Infection is the invasion and multiplication of microorganisms in body tissues resulting in local cellular injury as a consequence of competitive metabolism, toxin production, and immune-mediated reactions. The “chain of infectiont,” i.e., the transmission of pathogenic organisms in any setting requires three elements: (1) a source or reservoir of infectious agents, (2) a susceptible host with a portal of entry receptive of the agent, and (3) a mode of transmission for the agent.1
Sources of Infectious Agents
Pathogens associated with HAIs are derived primarily from human sources, but contaminated objects and environmental sources are also implicated.1 Human sources include patients, HCP, house hold members, and visitors. A source-individual may have an acute infection, or may be transiently or chronically colonized by pathogenic organisms. It is also important to recognize that the source-individual may be asymptomatic or may be in the incubation (subclinical) phase of infection.
Infection is the result of complex interactions between host and pathogenic organisms. While the numbers, pathogenicity, virulence, and antigenicity of organisms are important determinants; the establishment of infection and its severity relate to the state of host defense mechanisms.1 Some susceptible hosts become colonized but remain asymptomatic. Others progress from colonization to symptomatic disease, either immediately or following a period of asymptomatic latency.
Modes of Transmission
Pathogens may be transferred from the source to a host by direct or indirect contact transmission and by respiratory transmission.

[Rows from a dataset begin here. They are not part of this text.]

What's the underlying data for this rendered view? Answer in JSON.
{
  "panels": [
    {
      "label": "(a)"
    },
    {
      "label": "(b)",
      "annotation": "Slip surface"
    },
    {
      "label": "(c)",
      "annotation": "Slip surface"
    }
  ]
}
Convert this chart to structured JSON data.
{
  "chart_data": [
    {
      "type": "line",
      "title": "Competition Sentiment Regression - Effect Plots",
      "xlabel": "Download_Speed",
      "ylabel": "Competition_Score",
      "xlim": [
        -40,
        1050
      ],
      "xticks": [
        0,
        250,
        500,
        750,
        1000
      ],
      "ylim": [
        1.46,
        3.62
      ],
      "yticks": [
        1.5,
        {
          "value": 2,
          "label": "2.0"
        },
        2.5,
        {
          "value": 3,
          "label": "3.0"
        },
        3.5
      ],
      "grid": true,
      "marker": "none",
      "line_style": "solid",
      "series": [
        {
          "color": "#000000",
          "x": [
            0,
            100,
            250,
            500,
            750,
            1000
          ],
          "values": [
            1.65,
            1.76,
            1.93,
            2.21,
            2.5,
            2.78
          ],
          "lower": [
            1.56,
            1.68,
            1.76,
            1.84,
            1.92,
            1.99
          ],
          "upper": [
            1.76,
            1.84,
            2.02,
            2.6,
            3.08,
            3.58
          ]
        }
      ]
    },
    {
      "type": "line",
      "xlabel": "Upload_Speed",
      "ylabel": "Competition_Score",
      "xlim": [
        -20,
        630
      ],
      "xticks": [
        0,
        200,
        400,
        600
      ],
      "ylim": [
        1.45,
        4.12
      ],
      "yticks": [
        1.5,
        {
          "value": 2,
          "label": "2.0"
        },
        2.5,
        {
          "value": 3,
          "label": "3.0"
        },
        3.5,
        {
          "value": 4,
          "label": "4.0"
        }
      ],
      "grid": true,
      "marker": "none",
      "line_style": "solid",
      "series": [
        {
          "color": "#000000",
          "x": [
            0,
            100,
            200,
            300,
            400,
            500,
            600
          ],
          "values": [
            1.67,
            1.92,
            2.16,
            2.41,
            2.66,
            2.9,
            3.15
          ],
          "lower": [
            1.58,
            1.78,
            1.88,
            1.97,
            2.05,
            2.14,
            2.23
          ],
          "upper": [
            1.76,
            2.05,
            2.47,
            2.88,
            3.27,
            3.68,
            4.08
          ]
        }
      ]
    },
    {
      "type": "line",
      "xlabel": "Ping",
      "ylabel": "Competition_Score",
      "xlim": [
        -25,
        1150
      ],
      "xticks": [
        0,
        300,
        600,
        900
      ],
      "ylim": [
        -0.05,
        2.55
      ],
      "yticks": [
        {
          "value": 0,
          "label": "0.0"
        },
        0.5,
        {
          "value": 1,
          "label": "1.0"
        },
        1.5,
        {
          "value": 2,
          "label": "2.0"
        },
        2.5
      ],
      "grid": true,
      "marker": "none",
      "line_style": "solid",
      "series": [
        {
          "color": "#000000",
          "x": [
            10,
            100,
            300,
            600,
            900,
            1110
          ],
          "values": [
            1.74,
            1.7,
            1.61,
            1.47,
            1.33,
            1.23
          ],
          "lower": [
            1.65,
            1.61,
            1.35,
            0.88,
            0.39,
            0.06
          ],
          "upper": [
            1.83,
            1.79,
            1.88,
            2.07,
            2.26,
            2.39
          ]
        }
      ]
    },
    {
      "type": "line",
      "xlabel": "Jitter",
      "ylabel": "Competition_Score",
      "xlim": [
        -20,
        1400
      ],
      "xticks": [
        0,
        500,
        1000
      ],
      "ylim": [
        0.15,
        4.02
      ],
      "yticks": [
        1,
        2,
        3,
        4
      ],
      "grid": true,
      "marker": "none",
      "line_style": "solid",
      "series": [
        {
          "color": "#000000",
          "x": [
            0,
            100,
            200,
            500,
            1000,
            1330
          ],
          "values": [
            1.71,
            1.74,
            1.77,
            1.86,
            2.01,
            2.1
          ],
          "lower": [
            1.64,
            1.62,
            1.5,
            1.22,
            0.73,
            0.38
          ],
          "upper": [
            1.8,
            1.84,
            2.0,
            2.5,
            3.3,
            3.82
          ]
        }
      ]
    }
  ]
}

Respiratory transmission may result from inhalation of droplets; or from inhalation of droplet nuclei, i.e., airborne transmission.1 Droplets and droplet nuclei are generated when people talk, breath, cough, or sneeze; or when water is converted to a fine mist by medical/dental devices, such as high-speed handpieces, ultrasonic instruments, or by lasers and electrosurgical units.1
Direct contact transmission occurs when pathogens are transferred between individuals without a contaminated intermediate person, object, or environmental surface.1 For example, when blood or other potentially infectious materials (OPIM) from an infected person enters the body of a susceptible person through direct contact with mucous membrane or breaks in the skin, e.g., when pathogens are transferred from a patient to a HCP during ungloved contact with mucous membrane or skin.
Indirect contact transmission occurs when pathogens are transferred between individuals via a contaminated intermediate person, object, or environmental surface.1 For example, when the hands of HCP become contaminated and hand hygiene is not performed prior to touching the next patient; when contaminated patient-care items are shared between patients without having been adequately cleaned, disinfected, or sterilized; or in association with contaminated sharps and needlestick injuries.
Droplets are airborne particles of moisture greater than 5 µm, which may contain potentially infectious pathogens.1 Respiratory transmission associated with droplet inhalation is generally limited to within 3 feet of the source; but it may also result from physical transfer of pathogens from a body surface, such as the hands contaminated with respiratory secretions; or contact of a susceptible host with contaminated intermediate objects or environmental surfaces.
Droplet nuclei, ranging in size from 1-5 µm, are residuals of droplets that while suspended in air dried out, but may still contain potentially infectious pathogens.1 In a cool setting, droplet nuclei may remain in the air indefinitely and travel long distances. The risk of respiratory transmission associated with inhalation of droplet nuclei, defined as airborne transmission, extends beyond 3 feet of the source. Droplet nuclei may also contaminate intermediate objects or environmental surfaces.